Dalam malakah ini akan dibahas tentang pengertian faham Wahabi, tokoh pendirinya, Aqidah-aqidah, dan sejarah penyebarannya.

B. Biografi Pendiri Paham Wahabi

Faham Wahabi dipelopori oleh Muhammad bin Abdul Wahab. Nama lengkap beliau adalah Syeikh al-Islam Muhammad bin Abdul Wahab bin Sulaiman bin Muhammad bin Ahmad bin Rasyid bin Barid bin Muhammad bin al-Masyarif at-Tamimi al-Hambali an-Najdi. Beliau berasal dari kota Unaiyah, Najed. Yaitu sebuah daerah yang terletak persis di jantung jazirah Arab. Pada saat itu Najed berada di dalam kekuasaan seorang Raja yang bernama Ibnu Su’ud. Muhammad bin Abdul Wahab dilahirkan pada tahun 1111 H, meninggal pada tahun 1206 H. Menurut pendapat lain beliau dilahirkan pada tahun 1115 H/1701 M dan meninggal pada tahun 1793 M. Muhammad bin Abdul Wahab dilahirkan di tengah-tengah keluarga yang sangat kental dengan ajaran Islam. Ayah beliau yang bernama Abdul Wahab, adalah seorang yang menjabat sebagai ketua Agama di tempat tinggalnya. Sedangkan kakeknya pada saat itu menjabat sebagai seorang Qodhi (Mufti besar). Seorang Mufti adalah Ulama yang menjadi tempat tumpuan atau rujukan bagi masyarakat apabila ada masalah-masalah yang berhubungan dengan Agama Islam yang mereka rasa sulit untuk diselesaikan. Karena tumbuh di dalam didikan keluarga yang sangat faham masalah Agama, maka Muhammad kecil tumbuh seorang anak yang mendapatkan pendidikan Agama yang baik. Beliau mendapatkan bimbingan sendiri dari ayah dan ibunya. Dengan izin Allah dan karena tingkat kecerdasannya yang tinggi, maka pada usia 10 tahun beliau telah dapat menghafalkan Al Qur’an 30 juz dengan sempurna.
Setelah beranjak remaja beliau menuntut ilmu Agama di Madinah dengan cara pulang balik dari Makkah. Beliau berguru pada Ulama-Ulama ternama pada zaman itu, seperti: Syeikh Muhammad bin Sulaiman, Al Kurdi As-Syafi’I dan Syekh Muhammad Hayat As-Sanadi al-Hanafi. Dalam ilmu Tauhid beliau belajar dari Ibnu Qayyim al- jauziyyah, yaitu murid dari Ibnu Taimiyyah yang mengikuti ajaran imam Ahmad bin Hambal.
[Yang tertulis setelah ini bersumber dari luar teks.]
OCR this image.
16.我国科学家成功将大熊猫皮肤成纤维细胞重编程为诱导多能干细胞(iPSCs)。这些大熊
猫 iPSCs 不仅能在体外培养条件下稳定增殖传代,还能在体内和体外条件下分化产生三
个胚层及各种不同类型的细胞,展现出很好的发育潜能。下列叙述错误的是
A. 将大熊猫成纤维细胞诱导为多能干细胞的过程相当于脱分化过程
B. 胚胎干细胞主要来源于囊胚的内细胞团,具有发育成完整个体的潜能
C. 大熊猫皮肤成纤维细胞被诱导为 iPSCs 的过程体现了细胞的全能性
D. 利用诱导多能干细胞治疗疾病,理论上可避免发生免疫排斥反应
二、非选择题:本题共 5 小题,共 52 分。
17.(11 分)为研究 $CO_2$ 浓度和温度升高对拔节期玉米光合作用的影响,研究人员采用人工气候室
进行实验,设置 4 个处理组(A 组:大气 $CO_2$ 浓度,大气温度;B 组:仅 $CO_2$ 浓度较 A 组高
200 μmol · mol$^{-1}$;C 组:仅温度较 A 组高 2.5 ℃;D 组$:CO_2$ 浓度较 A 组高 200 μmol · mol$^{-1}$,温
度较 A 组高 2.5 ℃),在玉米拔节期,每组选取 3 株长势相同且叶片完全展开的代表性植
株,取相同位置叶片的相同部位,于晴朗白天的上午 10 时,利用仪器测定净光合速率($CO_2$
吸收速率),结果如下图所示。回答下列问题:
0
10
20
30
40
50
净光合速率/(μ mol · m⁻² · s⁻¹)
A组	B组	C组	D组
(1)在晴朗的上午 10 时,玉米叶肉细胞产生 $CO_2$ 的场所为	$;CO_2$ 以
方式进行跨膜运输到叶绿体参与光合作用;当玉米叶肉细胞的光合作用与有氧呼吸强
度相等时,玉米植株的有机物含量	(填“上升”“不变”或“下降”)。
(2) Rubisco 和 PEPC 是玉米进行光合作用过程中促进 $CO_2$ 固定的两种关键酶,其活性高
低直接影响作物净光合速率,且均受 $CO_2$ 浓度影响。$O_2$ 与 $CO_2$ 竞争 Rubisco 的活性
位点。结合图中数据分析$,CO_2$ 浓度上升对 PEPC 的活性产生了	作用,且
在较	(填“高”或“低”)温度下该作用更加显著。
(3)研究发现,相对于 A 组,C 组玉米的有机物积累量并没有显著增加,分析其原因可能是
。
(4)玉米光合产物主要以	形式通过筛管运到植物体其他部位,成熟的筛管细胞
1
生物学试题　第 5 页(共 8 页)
Imam Ahmad bin Hambal adalah pendiri salah satu aliran teologi yang disebut dengan aliran Salafiyah. Setelah Muhammad bin Abdul Wahab berguru pada Ulama-Ulama yang beraliran Salafi ini, beliau kemudian pulang dan menyebarkan sebuah aliran/faham yang disebutnya sebagai gerakan atau aliran pembaharuan dalam Islam. Pertanyaan yang mendasar apabila kita menyebutkan nama Wahabi adalah: apakah Wahabi adalah termasuk aliran Teologi Islam ataukah hanya bisa disebut sebagai sebuah faham atau gerakan?. Apabila kita melihat pada asal-usul berdirinya Wahabi dan guru-guru yang dianut oleh Muhammad bin Abdul Wahab, maka Wahabi belumlah bisa disebut sebuah aliran Teologi seperti Mu’tazilah, Asy’ariyah atau yang lainnya. Hal itu karena pokok-pokok ajaran yang dipakai oleh kaum Wahabi adalah ajaran-ajaran Tauhid yang diperoleh Muhammad bin Abdul Wahab dari Para gurunya yang menganut Madzhab Hambali. Madzhab Hambali adalah Madzhab yang terkenal cukup ketat dalam berpegang pada Nash Al Qur’an dan Hadits, sehingga dalam membahas masalah Agama ia jarang sekali menggunakan unsur logika dalam membahas suatu Nash.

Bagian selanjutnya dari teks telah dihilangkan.